Même réflexion pour les annotations d’un livre. Quel gain y a-t-il à patauger dans une possible marée d’annotations, où le texte finit par se trouver submergé par les ah et les oh d’autant de badauds du livre ? C’est la pertinence, la lisibilité de ces marginalia qui sont en cause. Difficile de prévoir qui lira quoi, comment il le lira… Plus encore : les commentaires que je laisserai à l’intention de l’un de mes proches, dont je connais le métier, les intérêts, les lectures, ils seront infiniment différents d’un commentaire général à l’attention de je-ne-sais-qui qui pourra le lire en marge de son epub à l’autre bout de la terre.

Il y a des limites à la socialité totalement ouverte. Des communautés interprétatives balisent nos lectures (Stanley Fish à l’appui). Même dans des sites ouverts qui accueillent des commentaires de lecteurs, des affinités se développent entre membres, recréant de la sorte des communautés ad hoc. Certains chercheront des recommandations larges (comme on veut savoir si un film en vaut la peine avant de se déplacer). Mais plusieurs finiront par établir des liens de confiance avec certains commentateurs — leur attribuant, sur la base de la lecture de commentaires antérieurs, une relative crédibilité, en fonction de leurs critères propres (proximité des intérêts, évaluation de la pertinence des arguments avancés ou de l’objectivité apparente des commentaires).

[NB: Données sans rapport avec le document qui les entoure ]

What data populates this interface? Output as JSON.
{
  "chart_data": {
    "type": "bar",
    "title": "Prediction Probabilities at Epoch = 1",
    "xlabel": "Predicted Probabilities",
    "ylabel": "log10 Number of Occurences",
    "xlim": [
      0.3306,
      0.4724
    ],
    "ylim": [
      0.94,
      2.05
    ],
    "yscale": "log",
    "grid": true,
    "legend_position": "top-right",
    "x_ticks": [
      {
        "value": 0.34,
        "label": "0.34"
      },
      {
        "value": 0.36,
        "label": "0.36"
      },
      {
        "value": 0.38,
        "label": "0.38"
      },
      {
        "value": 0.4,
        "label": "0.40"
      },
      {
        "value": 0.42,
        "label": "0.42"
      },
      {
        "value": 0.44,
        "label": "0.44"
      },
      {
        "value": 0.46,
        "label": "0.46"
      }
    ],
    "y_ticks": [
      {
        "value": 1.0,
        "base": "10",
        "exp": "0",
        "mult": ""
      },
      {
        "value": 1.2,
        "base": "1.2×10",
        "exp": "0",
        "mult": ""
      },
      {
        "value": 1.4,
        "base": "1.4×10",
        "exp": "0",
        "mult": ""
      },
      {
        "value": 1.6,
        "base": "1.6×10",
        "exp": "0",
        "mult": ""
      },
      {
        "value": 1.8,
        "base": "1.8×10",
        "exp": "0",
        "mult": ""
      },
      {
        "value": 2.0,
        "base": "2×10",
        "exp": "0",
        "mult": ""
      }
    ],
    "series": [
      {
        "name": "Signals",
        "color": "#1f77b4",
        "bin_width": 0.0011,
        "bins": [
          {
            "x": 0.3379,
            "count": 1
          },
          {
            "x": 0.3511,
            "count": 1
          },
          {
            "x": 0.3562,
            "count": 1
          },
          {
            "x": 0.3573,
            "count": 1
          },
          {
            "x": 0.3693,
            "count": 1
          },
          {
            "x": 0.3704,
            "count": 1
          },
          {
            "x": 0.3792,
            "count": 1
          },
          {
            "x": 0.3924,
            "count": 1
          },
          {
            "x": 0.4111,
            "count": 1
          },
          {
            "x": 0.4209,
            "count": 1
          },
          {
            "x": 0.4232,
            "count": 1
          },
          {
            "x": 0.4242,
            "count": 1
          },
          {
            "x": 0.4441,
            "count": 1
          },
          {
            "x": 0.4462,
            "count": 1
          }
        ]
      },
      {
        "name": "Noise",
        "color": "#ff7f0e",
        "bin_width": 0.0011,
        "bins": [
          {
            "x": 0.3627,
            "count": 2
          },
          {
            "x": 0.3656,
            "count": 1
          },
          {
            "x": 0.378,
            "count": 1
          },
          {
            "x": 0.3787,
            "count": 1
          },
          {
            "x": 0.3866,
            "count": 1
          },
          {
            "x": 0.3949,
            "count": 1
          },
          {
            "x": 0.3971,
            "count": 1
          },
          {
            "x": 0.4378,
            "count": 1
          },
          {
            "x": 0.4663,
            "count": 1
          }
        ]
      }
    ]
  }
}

Qu’en est-il du constat de Bob Stein ? Qu’il n’y a pas de communauté établie autour de if:book ? Possible. Mais c’est surtout qu’il paraît se méprendre sur le phénomène à l’œuvre dans le cas qu’il observe. Ce n’est pas une question de dilution de la matière grise des intellectuels qui est ici en cause, ni même de normes culturelles contradictoires avec cette ouverture sur le web (même si ça joue, oui, on ne peut le contester). L’absolu de l’ouverture, de la socialité neutre (sans préjugés, sans classes, sans contexte restrictif) rencontre ici son Waterloo. L’échelle est trop grande, les balises du dialogue sont faiblement déterminées, l’échange ne vise pas un spectre d’interlocuteurs suffisamment clair. (C’est sans compter l’hypothèse que l’énoncé peut être fortement consensuel, d’où l’absence de rétroaction…)

Qu’en est-il des annotations en marge des textes numériques ? Je ne veux pas les voir. À tout le moins, sur demande, je pourrai consulter celles d’un proche, d’un collègue — mais ce sera plutôt par curiosité que par intérêt. Tout comme on reluque les notes laissées à la main dans un livre emprunté dans une bibliothèque. C’est une fonctionnalité foncièrement pédagogique, qui nécessite ce contexte pour lui donner sa pertinence. Rien n’empêche la discussion autour d’un texte, de passages spécifiques ; il faut toutefois en établir les balises de pertinence. Je vois bien un site qui s’intéresserait à une question donnée (l’étude de la figure de l’écrivain dans le roman contemporain, par exemple). Mais le cheminement doit se faire dans l’autre sens : depuis le discours sur vers le discours avec… l’outil doit nous conduire du propos des lecteurs vers le texte et non l’inverse. Sinon ce ne sera toujours que babils et Babel.